Peter A. Bär in seinem Freiluft-Atelier.

Der Stein als Einladung zur Improvisation

Peter A. Bär gibt seinen Skulpturen keine Namen und lädt die Betrachter ein, sein Werk „be-greifend“ wahrzunehmen. Glasklar sind seine Forderungen an die Politik, von der sich Bär neben Taten vor allen eines erwartet: Mut.

Peter A. Bär, 1960 in Innsbruck geboren, besuchte dort die Kunstgewerbeschule und absolvierte bereits als Siebzehnjähriger ein Ferialpraktikum im Krastal bei Otto Eder, einem der bedeutendsten österreichischen Steinbildhauer der Nachkriegszeit. Seit seinem Diplom bei Bruno Gironcoli an der Akademie der bildenden Künste in Wien ist Peter Bär freischaffend tätig, zunächst in seiner Heimatstadt, wo er 1998 den Brunnen am Landhausplatz gestaltet, später St. Leonhard am Hornerwald, wo er und seine Frau sich uneigennützig und ohne öffentliche Förderungen in ihrem Projekt „Künstlergärten“ für den Austausch mit lateinamerikanischen Kunstschaffenden engagieren. Dem Osttiroler Publikum stellte Bär sich schon 1992 im Rahmen eines internationalen Bildhauersymposiums vor, mit einer Steinskulptur, die immer noch am rechten Iselufer zwischen St.
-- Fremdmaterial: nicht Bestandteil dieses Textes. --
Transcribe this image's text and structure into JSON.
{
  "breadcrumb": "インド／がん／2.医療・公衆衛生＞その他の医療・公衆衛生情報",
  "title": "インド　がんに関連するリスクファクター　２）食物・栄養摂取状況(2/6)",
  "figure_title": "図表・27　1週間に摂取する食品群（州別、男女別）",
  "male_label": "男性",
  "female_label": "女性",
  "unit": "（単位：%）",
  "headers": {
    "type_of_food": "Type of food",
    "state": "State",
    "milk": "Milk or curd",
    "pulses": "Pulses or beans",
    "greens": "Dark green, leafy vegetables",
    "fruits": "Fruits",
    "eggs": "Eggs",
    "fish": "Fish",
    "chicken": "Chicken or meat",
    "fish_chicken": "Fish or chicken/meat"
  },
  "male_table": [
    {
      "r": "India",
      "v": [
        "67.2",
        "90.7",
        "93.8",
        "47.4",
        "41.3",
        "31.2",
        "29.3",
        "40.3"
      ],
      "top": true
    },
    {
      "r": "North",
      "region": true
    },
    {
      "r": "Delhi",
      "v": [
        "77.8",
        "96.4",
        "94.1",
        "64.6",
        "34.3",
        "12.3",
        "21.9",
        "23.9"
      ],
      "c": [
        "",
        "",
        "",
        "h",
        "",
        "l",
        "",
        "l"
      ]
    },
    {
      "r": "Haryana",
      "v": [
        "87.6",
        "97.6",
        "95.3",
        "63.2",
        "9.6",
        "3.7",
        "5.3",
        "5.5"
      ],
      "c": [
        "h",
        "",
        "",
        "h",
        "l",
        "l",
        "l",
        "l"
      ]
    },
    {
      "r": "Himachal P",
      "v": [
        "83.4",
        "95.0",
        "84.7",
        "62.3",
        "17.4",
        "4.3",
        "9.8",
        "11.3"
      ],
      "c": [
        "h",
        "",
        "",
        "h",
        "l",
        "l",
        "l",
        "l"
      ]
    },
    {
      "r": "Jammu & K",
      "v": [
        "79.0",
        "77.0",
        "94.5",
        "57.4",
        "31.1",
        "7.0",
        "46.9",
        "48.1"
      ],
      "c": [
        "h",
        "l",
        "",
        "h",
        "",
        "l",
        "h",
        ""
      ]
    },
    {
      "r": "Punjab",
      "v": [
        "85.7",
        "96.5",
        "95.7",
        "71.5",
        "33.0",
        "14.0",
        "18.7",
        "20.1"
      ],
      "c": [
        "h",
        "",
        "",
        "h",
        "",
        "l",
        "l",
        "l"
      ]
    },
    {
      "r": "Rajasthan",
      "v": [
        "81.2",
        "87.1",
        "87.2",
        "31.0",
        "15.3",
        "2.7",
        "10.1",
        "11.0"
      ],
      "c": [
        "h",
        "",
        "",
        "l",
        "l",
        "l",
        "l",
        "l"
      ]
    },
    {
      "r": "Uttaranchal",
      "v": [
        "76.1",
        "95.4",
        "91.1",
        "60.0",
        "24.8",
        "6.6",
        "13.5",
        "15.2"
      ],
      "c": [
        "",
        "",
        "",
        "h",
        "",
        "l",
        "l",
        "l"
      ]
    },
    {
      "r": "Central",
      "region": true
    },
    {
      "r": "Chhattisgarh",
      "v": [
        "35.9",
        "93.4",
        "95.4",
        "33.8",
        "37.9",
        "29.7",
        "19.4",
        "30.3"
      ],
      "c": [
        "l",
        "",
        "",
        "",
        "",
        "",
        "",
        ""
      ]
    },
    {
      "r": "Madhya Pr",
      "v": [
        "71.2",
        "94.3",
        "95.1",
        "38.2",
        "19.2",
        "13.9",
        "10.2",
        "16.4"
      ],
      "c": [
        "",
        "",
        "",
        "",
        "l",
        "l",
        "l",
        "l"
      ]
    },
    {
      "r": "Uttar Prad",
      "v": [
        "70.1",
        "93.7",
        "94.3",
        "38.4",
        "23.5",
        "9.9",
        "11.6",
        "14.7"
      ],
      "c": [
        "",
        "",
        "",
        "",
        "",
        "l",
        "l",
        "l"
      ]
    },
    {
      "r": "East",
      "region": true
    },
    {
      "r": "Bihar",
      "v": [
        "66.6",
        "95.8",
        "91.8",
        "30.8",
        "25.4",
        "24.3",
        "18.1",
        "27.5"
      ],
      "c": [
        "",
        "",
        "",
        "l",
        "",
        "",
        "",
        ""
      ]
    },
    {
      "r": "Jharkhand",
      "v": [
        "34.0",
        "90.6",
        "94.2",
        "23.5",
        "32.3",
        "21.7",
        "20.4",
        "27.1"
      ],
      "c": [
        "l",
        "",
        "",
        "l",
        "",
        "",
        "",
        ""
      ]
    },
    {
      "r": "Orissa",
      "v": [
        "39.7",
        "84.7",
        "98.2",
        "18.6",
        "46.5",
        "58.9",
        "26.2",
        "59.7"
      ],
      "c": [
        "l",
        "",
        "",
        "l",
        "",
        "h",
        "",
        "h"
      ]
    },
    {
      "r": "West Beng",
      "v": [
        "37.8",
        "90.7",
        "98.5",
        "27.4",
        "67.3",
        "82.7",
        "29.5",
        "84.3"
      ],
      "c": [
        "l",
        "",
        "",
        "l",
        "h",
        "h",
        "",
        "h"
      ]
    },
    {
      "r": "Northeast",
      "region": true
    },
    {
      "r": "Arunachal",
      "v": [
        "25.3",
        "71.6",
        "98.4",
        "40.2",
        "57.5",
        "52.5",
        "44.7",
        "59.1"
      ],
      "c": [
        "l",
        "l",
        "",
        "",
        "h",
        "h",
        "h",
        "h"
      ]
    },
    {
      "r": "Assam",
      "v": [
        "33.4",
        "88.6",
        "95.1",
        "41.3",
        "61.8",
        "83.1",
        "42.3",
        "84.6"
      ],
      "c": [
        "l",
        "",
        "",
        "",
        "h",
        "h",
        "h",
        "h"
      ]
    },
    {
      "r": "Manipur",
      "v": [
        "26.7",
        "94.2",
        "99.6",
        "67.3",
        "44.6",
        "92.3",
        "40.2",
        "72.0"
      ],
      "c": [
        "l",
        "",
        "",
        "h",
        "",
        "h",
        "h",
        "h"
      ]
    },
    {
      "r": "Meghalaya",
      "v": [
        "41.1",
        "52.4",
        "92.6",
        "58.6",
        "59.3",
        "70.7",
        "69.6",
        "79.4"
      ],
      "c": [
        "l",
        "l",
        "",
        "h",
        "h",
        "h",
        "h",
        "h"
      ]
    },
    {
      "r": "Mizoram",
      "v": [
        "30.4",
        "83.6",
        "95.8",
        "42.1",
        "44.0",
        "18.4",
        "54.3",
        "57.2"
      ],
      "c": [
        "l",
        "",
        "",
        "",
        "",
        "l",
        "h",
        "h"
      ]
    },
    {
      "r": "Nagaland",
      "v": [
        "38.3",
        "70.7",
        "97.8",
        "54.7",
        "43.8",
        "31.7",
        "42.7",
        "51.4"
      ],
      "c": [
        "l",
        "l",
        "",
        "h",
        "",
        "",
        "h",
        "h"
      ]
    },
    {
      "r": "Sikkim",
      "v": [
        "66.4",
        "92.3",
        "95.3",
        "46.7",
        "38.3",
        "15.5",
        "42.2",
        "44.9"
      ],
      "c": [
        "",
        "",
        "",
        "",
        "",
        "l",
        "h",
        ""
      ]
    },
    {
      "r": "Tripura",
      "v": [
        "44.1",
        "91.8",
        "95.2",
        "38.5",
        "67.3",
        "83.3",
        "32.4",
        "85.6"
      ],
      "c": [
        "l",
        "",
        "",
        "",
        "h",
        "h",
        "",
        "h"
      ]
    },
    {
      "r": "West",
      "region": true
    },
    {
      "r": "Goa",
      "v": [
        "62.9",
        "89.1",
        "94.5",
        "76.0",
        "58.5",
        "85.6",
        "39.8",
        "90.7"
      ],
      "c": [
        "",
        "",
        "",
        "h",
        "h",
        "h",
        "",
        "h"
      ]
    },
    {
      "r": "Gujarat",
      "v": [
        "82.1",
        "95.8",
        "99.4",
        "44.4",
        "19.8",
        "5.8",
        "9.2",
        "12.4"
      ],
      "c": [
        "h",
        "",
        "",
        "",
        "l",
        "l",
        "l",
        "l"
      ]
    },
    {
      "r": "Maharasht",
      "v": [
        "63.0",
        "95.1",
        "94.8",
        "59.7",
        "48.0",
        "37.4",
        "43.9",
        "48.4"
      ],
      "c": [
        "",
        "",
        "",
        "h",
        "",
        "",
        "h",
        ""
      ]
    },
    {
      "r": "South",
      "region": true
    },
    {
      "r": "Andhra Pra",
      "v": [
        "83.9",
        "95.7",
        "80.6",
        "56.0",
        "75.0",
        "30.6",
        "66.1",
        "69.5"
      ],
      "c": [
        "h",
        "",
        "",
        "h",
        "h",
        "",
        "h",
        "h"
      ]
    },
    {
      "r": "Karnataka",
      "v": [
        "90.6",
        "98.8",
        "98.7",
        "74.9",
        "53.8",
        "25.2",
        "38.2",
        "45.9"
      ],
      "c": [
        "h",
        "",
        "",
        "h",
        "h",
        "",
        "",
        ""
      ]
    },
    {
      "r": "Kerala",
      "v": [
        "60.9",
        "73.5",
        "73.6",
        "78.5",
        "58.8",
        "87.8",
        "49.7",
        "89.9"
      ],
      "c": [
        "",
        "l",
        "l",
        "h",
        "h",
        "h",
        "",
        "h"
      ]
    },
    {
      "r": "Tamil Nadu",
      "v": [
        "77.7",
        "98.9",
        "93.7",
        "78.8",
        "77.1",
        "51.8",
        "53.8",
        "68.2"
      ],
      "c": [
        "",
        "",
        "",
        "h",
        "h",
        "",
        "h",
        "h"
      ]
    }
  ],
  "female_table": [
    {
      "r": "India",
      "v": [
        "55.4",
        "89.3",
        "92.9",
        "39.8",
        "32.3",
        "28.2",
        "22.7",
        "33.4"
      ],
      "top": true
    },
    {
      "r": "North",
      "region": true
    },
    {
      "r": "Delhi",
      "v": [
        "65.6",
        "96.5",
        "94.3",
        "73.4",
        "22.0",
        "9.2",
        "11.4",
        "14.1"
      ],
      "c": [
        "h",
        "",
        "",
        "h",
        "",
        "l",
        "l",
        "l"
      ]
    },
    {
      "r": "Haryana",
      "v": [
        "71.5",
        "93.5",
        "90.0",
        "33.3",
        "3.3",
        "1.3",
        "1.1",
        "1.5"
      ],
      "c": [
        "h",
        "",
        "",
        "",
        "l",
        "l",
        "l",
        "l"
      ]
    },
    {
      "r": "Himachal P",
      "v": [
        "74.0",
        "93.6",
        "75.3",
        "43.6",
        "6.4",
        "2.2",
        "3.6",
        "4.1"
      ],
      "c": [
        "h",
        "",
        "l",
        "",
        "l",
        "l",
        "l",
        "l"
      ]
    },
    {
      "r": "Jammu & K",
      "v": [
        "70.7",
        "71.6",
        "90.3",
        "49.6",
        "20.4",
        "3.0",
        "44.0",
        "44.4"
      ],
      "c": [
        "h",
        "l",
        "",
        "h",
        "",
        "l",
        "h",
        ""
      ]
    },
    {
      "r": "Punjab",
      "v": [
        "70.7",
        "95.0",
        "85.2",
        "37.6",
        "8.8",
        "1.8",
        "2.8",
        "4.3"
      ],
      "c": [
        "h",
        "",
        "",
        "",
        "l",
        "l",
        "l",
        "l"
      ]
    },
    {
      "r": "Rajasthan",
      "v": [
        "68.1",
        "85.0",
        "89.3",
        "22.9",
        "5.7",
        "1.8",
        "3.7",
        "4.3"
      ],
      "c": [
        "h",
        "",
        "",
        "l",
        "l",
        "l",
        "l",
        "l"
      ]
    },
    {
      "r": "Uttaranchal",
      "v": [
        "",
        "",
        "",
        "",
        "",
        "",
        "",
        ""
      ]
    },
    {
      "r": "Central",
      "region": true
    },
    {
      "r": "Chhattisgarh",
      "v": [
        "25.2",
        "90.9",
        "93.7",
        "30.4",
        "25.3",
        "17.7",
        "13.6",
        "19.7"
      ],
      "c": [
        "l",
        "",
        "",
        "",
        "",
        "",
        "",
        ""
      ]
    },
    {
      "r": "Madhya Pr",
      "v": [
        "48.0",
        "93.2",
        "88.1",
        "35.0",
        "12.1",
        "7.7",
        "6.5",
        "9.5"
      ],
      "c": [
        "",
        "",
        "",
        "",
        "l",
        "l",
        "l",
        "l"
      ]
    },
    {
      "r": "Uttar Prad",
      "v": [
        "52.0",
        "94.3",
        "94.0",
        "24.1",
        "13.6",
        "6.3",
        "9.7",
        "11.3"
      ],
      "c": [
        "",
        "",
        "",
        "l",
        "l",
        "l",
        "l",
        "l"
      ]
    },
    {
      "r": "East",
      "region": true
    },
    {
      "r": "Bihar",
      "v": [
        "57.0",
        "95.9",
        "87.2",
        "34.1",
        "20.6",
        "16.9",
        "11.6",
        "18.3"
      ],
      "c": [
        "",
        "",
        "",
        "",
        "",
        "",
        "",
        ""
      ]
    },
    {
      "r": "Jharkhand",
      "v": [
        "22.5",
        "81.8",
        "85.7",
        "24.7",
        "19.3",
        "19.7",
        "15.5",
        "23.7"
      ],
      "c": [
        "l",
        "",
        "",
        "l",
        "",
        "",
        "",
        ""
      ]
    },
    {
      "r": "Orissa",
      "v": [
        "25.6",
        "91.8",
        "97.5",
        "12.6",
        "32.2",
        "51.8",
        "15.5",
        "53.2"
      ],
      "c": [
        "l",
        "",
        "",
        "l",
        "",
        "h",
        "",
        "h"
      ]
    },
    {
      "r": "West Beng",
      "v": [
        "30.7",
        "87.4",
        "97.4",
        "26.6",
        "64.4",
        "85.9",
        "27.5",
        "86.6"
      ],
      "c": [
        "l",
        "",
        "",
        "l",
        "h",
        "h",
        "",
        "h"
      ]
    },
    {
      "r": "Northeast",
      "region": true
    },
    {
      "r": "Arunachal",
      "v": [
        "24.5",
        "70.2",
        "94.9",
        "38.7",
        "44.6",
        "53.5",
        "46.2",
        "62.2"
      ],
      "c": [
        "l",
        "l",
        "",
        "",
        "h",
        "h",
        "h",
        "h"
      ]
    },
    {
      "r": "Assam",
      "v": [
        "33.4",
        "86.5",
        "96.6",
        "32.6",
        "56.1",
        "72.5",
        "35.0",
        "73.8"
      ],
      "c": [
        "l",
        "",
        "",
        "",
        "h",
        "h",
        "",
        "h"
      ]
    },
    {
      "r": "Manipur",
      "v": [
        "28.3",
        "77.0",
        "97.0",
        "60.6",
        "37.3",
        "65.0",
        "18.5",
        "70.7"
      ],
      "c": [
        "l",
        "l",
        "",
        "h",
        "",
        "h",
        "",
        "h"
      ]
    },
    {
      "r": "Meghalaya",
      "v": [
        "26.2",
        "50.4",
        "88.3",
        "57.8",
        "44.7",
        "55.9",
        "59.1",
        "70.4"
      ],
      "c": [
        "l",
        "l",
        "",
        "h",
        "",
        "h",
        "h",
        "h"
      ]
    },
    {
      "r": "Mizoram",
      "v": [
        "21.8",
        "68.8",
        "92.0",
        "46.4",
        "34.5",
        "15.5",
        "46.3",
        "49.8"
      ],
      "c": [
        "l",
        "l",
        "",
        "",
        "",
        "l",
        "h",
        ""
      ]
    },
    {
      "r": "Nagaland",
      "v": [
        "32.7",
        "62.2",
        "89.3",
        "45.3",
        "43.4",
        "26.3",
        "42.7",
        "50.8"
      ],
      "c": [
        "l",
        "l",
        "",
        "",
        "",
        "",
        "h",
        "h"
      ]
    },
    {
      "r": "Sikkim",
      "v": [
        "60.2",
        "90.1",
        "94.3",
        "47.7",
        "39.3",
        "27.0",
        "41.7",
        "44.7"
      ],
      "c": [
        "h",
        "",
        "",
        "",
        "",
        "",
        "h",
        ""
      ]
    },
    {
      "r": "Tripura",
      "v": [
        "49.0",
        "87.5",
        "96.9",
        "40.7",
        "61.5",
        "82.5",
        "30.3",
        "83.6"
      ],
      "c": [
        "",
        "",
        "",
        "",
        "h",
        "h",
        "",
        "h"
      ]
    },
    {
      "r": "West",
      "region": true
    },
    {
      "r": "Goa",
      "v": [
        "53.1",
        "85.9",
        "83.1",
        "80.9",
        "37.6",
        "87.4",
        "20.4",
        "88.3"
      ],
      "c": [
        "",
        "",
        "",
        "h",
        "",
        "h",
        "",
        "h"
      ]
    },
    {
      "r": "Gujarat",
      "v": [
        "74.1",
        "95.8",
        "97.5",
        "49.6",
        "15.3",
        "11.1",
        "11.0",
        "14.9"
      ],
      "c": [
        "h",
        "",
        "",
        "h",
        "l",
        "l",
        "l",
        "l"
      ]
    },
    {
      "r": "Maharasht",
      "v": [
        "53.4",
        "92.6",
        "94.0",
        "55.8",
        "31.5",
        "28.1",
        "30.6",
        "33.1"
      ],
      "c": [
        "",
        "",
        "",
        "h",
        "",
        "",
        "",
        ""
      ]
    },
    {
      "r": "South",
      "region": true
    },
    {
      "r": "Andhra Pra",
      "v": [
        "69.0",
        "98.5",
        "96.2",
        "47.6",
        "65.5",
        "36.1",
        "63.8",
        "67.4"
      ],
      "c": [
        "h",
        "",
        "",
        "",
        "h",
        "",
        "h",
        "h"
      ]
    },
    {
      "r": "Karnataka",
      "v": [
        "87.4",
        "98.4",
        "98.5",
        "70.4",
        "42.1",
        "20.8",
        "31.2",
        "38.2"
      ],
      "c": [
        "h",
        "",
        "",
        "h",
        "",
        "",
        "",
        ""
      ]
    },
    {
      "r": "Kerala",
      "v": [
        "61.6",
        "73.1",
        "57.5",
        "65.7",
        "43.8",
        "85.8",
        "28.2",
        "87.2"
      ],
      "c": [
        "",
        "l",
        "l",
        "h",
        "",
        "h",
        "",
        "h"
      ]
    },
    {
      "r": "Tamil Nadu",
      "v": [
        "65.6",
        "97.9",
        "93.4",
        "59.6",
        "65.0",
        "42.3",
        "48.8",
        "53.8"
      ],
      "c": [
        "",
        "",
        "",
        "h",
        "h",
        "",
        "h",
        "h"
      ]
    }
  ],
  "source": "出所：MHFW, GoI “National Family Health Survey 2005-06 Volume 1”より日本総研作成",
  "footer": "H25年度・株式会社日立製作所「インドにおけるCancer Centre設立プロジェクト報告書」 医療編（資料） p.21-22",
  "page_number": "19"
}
Johann und Huben zu bewundern ist.

Peter, du legst zur Bestimmung deiner Arbeit Wert auf den Begriff Skulptur.

Der Kunstwissenschaftler Eduard Trier formulierte den Unterschied zwischen Plastik und Skulptur: „Der Bildhauer nimmt weg, der Plastiker baut auf.“ Diese Abklärung ist nötig, da es heute vielfach gebräuchlich ist, zu allen dreidimensionalen künstlerischen Arbeiten den Begriff „skulptural“ zu verwenden.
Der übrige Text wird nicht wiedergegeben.